Utilities Face Affordability Storm After AI Demand Drives 10.5% Power Price Jump

The AI revolution promised utilities their biggest windfall in generations — but instead, it’s sparked a political firestorm. Electric prices jumped 10.5% between January and August this year, more than double the inflation rate, according to the National Energy Assistance Directors Association. That surge turned last week’s Edison Electric Institute conference into a round of damage control, as elections in New Jersey, Virginia, and Georgia showed voters are fed up with rising bills.
- Data centers powering AI workloads are a major culprit driving up utility costs, alongside increasing natural gas prices and aging grid infrastructure upgrades that utilities must fund.

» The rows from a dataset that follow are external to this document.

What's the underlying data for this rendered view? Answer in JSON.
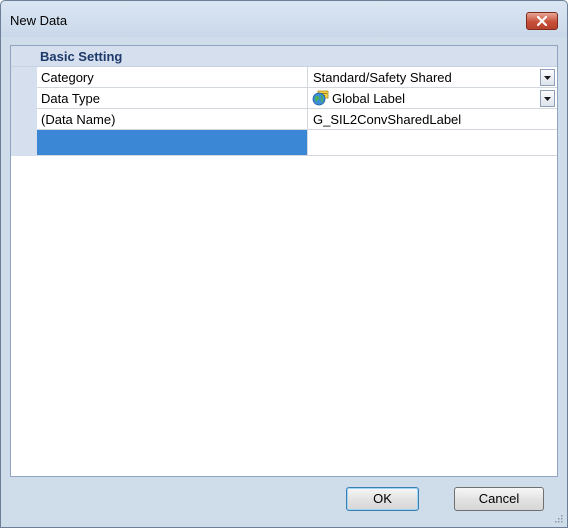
{
  "window": {
    "title": "New Data"
  },
  "grid": {
    "category_label": "Basic Setting",
    "rows": [
      {
        "name": "Category",
        "value": "Standard/Safety Shared",
        "has_dropdown": true,
        "icon": ""
      },
      {
        "name": "Data Type",
        "value": "Global Label",
        "has_dropdown": true,
        "icon": "globe-label-icon"
      },
      {
        "name": "(Data Name)",
        "value": "G_SIL2ConvSharedLabel",
        "has_dropdown": false,
        "icon": ""
      },
      {
        "name": "",
        "value": "",
        "has_dropdown": false,
        "icon": "",
        "selected": true
      }
    ]
  },
  "buttons": {
    "ok": "OK",
    "cancel": "Cancel"
  },
  "colors": {
    "selected_row": "#3c87d5",
    "category_text": "#1d3a6b",
    "window_frame": "#cfdcea",
    "close_button": "#c7503a"
  }
}
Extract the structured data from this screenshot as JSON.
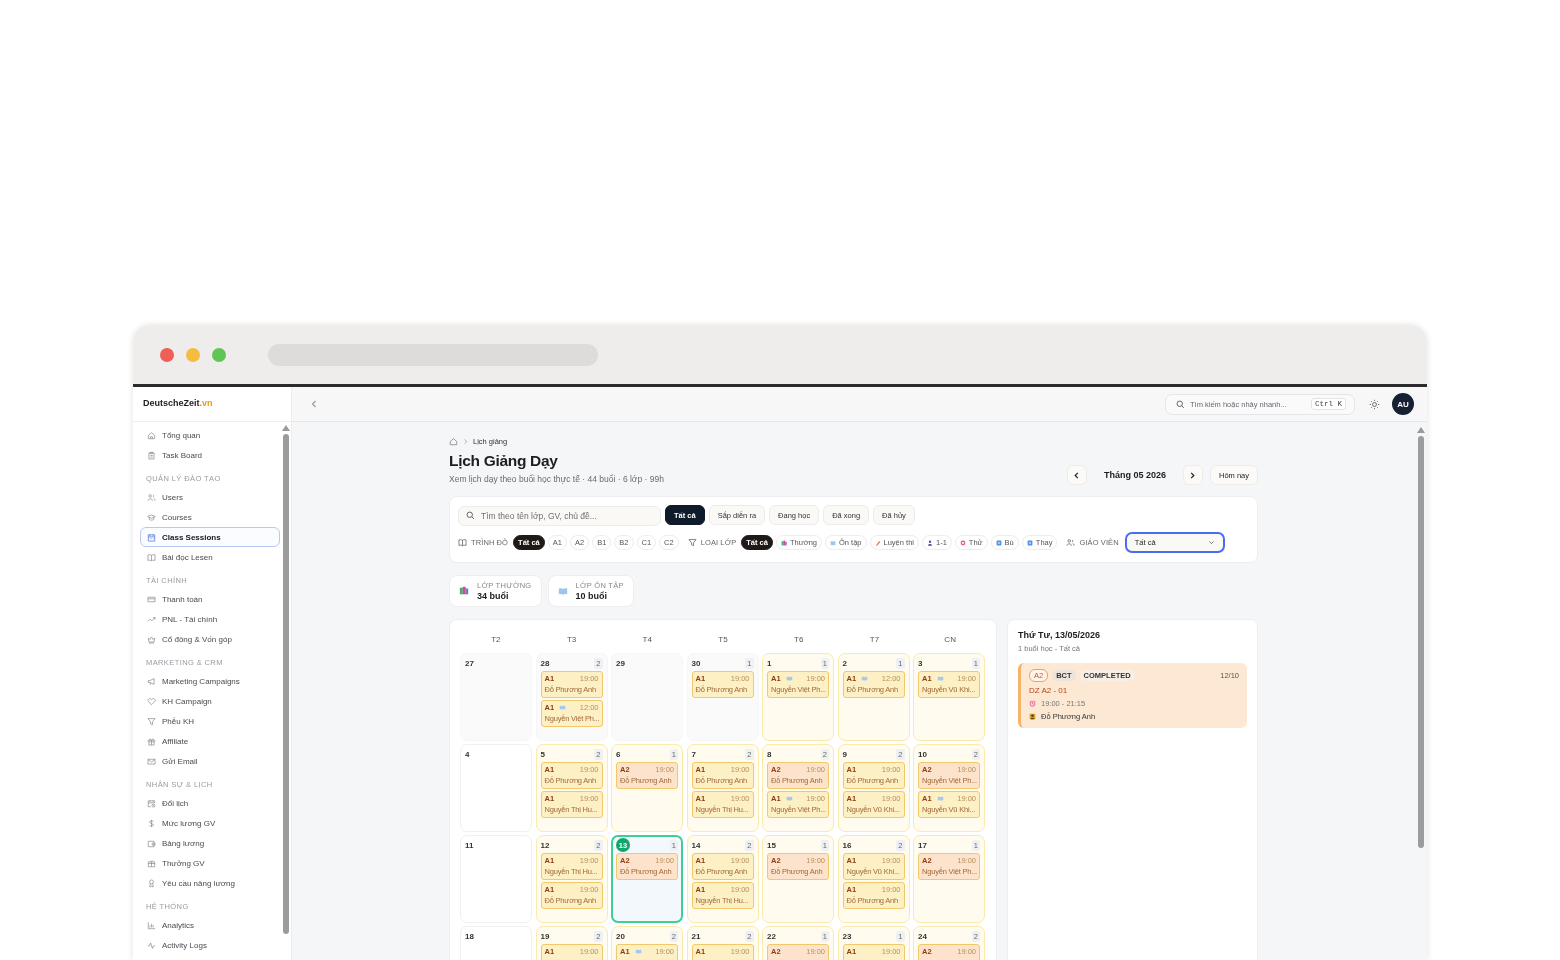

- Jefferies analyst Julien Dumoulin-Smith notes that affordability “pervades every conversation” and “is the priority of every management team in a way that it has never been before.”
Reality check: Growing power demand from data centers, new factories, and electric vehicles is now colliding with voter frustration over soaring utility bills — creating a squeeze for the industry. These rate hikes are drawing sharper scrutiny and could even unseat regulators who once backed major utility projects. BMO’s James Thalacker said executives now face “conflicting takeaways” — optimism about demand growth, tempered by affordability concerns ahead of the full 2026 election slate. AI is boosting US power demand, and utilities were expecting a celebration — but voters are angry about rising electric bills.